Implementation of Pollard's Rho algorithm in Go. Also check out smart-contract for Ethereum
written in Solidity(see ethereum/contracts/Rho.sol) and sequential Python implementation(see rho.py).
Rho algorithm is generating the sequence of numbers x0, x1 = f(x0), ..., x_i = f(x_{i-1}),
where f(x) = x*x + c.
We are applying Floyd's cycle detection algorithm, to find point in the cycle and this can give
us factor. For more details see wiki.
We make it concurrent by running with different starting parameters x0 and c. As soon as one of the
subroutines find factor, we stop all the other. This simple concurrent modification of algorithm can
give us performance gain.
To run sequential version simply call algo.Factorize(n). If you want to use concurrent implementation,
you'll need to specify additional parameter j which is concurrency limit. Eg. algo.FactorizeParallel(n, 4).
To run benchmarks just do:
$ go test -bench . -benchtime 1m -timeout 1h ./...
As you know, Rho algorithm belongs to randomized, so it's hard to get accurate performance stats.
Here are a couple of my empirical observations:
- There is number 4 that algorithm is failing to factorize.
- For small numbers(eg. 8, 16, 25) concurrent solution can find factor faster.
These numbers have high probability of cycling in Rho procedure. Only some specific pairs
(x0, c)lead to the result. - For numbers(even very big) that have many small factors, algorithm will find answer very quick. Parallel execution here will not help.
- For numbers with only a few factors, concurrent algorithms can help.
Here are benchmark results from running program on my laptop(Intel Core i7-6600U @ 4x 3.4GHz).
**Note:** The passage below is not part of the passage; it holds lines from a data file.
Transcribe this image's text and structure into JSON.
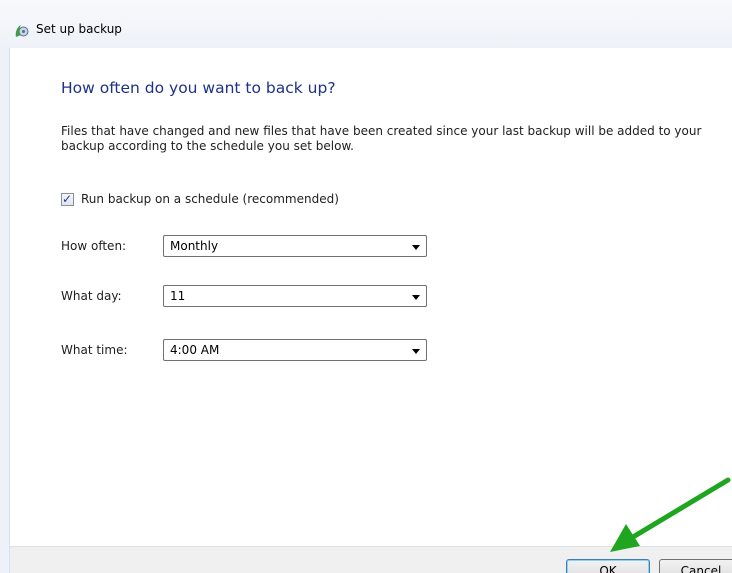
{
  "window": {
    "title": "Set up backup",
    "icon": "backup-icon"
  },
  "main": {
    "heading": "How often do you want to back up?",
    "description": "Files that have changed and new files that have been created since your last backup will be added to your backup according to the schedule you set below.",
    "schedule_checkbox": {
      "label": "Run backup on a schedule (recommended)",
      "checked": true
    },
    "fields": [
      {
        "label": "How often:",
        "value": "Monthly"
      },
      {
        "label": "What day:",
        "value": "11"
      },
      {
        "label": "What time:",
        "value": "4:00 AM"
      }
    ]
  },
  "footer": {
    "ok_label": "OK",
    "cancel_label": "Cancel"
  },
  "annotation": {
    "arrow_color": "#1fa51f",
    "arrow_icon": "pointer-arrow-icon"
  }
}
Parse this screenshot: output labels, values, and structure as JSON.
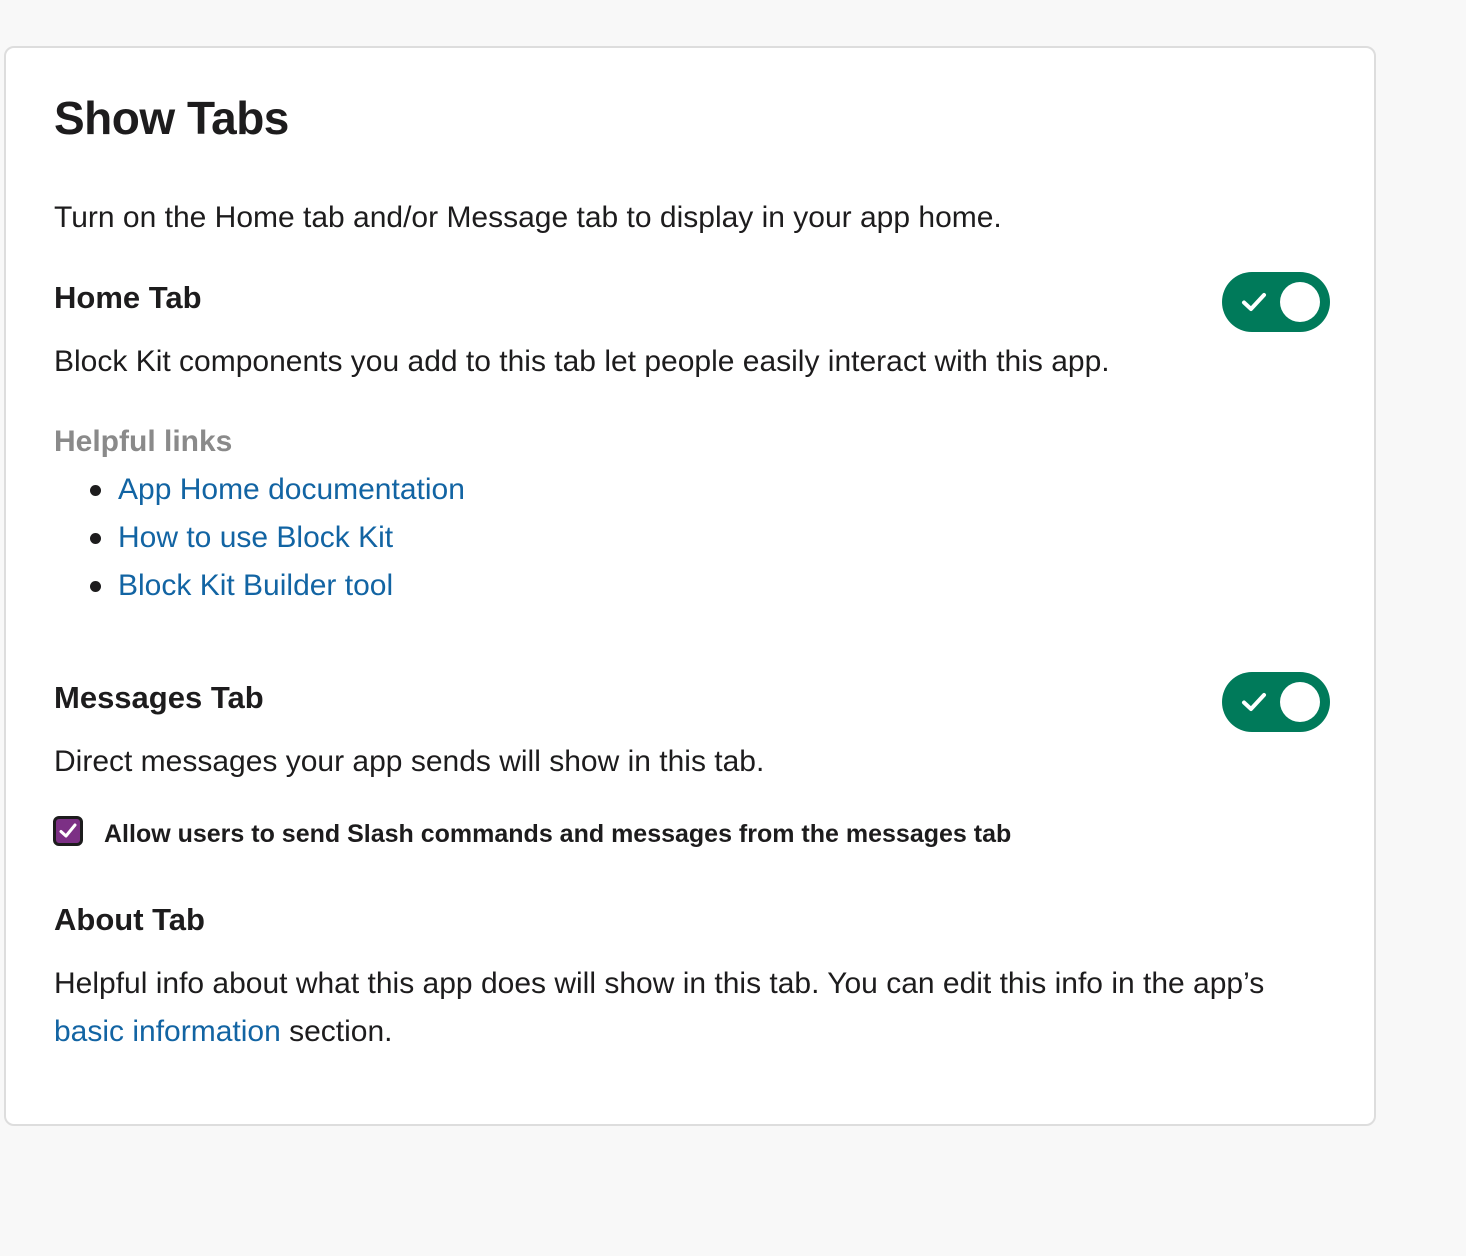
{
  "panel": {
    "title": "Show Tabs",
    "intro": "Turn on the Home tab and/or Message tab to display in your app home."
  },
  "home_tab": {
    "heading": "Home Tab",
    "enabled": true,
    "description": "Block Kit components you add to this tab let people easily interact with this app.",
    "helpful_links_label": "Helpful links",
    "links": [
      {
        "label": "App Home documentation"
      },
      {
        "label": "How to use Block Kit"
      },
      {
        "label": "Block Kit Builder tool"
      }
    ]
  },
  "messages_tab": {
    "heading": "Messages Tab",
    "enabled": true,
    "description": "Direct messages your app sends will show in this tab.",
    "allow_slash_commands": {
      "checked": true,
      "label": "Allow users to send Slash commands and messages from the messages tab"
    }
  },
  "about_tab": {
    "heading": "About Tab",
    "description_part1": "Helpful info about what this app does will show in this tab. You can edit this info in the app’s ",
    "description_link": "basic information",
    "description_part2": " section."
  },
  "colors": {
    "toggle_on": "#007a5a",
    "link": "#1264a3",
    "checkbox_checked": "#7c3085",
    "muted_label": "#8a8a8a"
  },
  "icons": {
    "toggle_check": "check-icon",
    "checkbox_check": "checkmark-icon"
  }
}
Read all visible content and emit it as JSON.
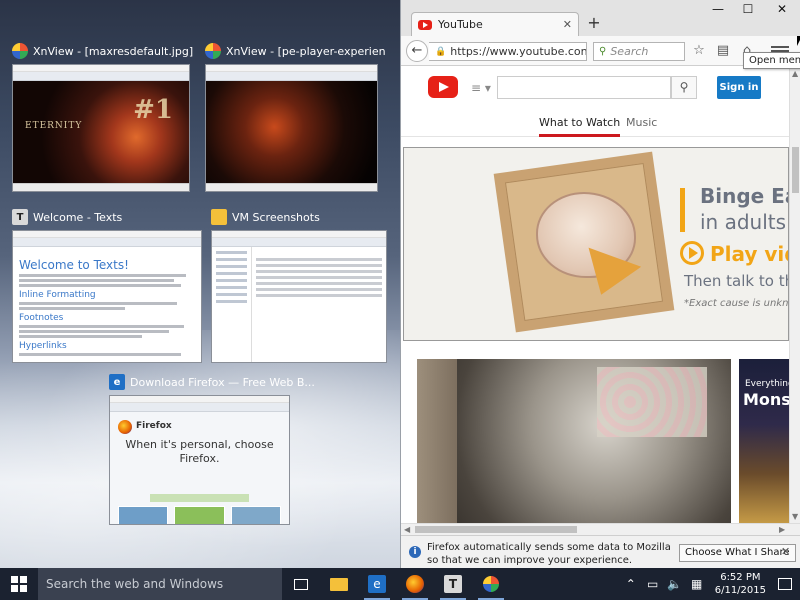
{
  "snap_tiles": [
    {
      "title": "XnView - [maxresdefault.jpg]",
      "thumb_tag": "#1",
      "thumb_caption": "ETERNITY"
    },
    {
      "title": "XnView - [pe-player-experien"
    },
    {
      "title": "Welcome - Texts",
      "icon_letter": "T",
      "doc_heading": "Welcome to Texts!",
      "doc_sub1": "Inline Formatting",
      "doc_sub2": "Footnotes",
      "doc_sub3": "Hyperlinks"
    },
    {
      "title": "VM Screenshots"
    },
    {
      "title": "Download Firefox — Free Web B...",
      "thumb_brand": "Firefox",
      "thumb_heading": "When it's personal, choose Firefox."
    }
  ],
  "browser": {
    "tab_title": "YouTube",
    "url": "https://www.youtube.con",
    "search_placeholder": "Search",
    "tooltip": "Open menu",
    "window_controls": {
      "minimize": "—",
      "maximize": "☐",
      "close": "✕"
    }
  },
  "youtube": {
    "signin_label": "Sign in",
    "tabs": [
      "What to Watch",
      "Music"
    ],
    "banner": {
      "line1": "Binge Ea",
      "line2": "in adults",
      "line3": "Play vid",
      "line4": "Then talk to the",
      "line5": "*Exact cause is unknow"
    },
    "video_side": {
      "small": "Everything",
      "big": "Monst"
    }
  },
  "infobar": {
    "message": "Firefox automatically sends some data to Mozilla so that we can improve your experience.",
    "button_label": "Choose What I Share"
  },
  "taskbar": {
    "search_placeholder": "Search the web and Windows",
    "time": "6:52 PM",
    "date": "6/11/2015"
  }
}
| Name | Runs | Time(ms/op) |
|---|---|---|
| Parallel_6_1 | 10000 | 13.240 |
| Parallel_6_2 | 10000 | 13.176 |
| Parallel_6_3 | 10000 | 13.681 |
| Parallel_6_4 | 5000 | 16.099 |
| Parallel_7_1 | 2000 | 54.945 |
| Parallel_7_2 | 2000 | 57.374 |
| Parallel_7_3 | 2000 | 53.736 |
| Parallel_7_4 | 2000 | 63.402 |
| Parallel_8_1 | 500 | 201.967 |
| Parallel_8_2 | 500 | 205.176 |
| Parallel_8_3 | 500 | 194.191 |
| Parallel_8_4 | 300 | 243.370 |
| Parallel_9_1 | 50 | 2567.833 |
| Parallel_9_2 | 50 | 2264.897 |
| Parallel_9_3 | 30 | 2317.177 |
| Parallel_9_4 | 50 | 2005.279 |
Where each benchmark is based on prod prime[i] for i from Left to Right.
| Name | Left | Right |
|---|---|---|
| Parallel_6 | 10^6 | 10^6 + 5 |
| Parallel_7 | 10^7 | 10^7 + 5 |
| Parallel_8 | 10^8 | 10^8 + 5 |
| Parallel_9 | 10^9 + 1 | 10^9 + 5 |
And last part of benchmark name states for concurrency limit used for the test.
There is also an implementation of the Pollard's Rho algorithm as a smart-contract for Ethereum.
You can find it in ethereum/contracts/Rho.sol. It's able to find a factor of 256bit integer.
Here is how you can test it using Truffle Framework.
$ sudo npm install -g truffleLet's run development blockchain built into Truffle
$ cd ethereum
$ truffle developThis should give you a prompt like truffle(develop)>.
Now we need to compile and publish our contract
truffle(develop)> compile
Compiling ./contracts/Migrations.sol...
Compiling ./contracts/Rho.sol...
Writing artifacts to ./build/contracts
truffle(develop)> migrate
Using network 'develop'.
...
After this we can use our smart contract like this
truffle(develop)> var rho = Rho.at(Rho.address)
truffle(develop)> var x0 = 2, p = 1, n = 35
truffle(develop)> rho.run(x0, p, n)
BigNumber { s: 1, e: 0, c: [ 7 ] }
Result is a BigNumber representation of our factor. In our case factor 7 is in field called c.
You can try to predict gas used for the factorization by calling estimateGas function
truffle(develop)> rho.run.estimateGas(2, 1, 169)
28989
And of course when you run it, you can specify gas limit and gas price
truffle(develop)> rho.run(2, 1, 169, {gas: 30000, gasPrice: web3.fromWei(1, 'wei')})
BigNumber { s: 1, e: 1, c: [ 13 ] }
This is what happens if you give not enough gas
truffle(develop)> rho.run(2, 1, 169, {gas: 28000})
Error: Error: VM Exception while executing eth_call: out of gas
...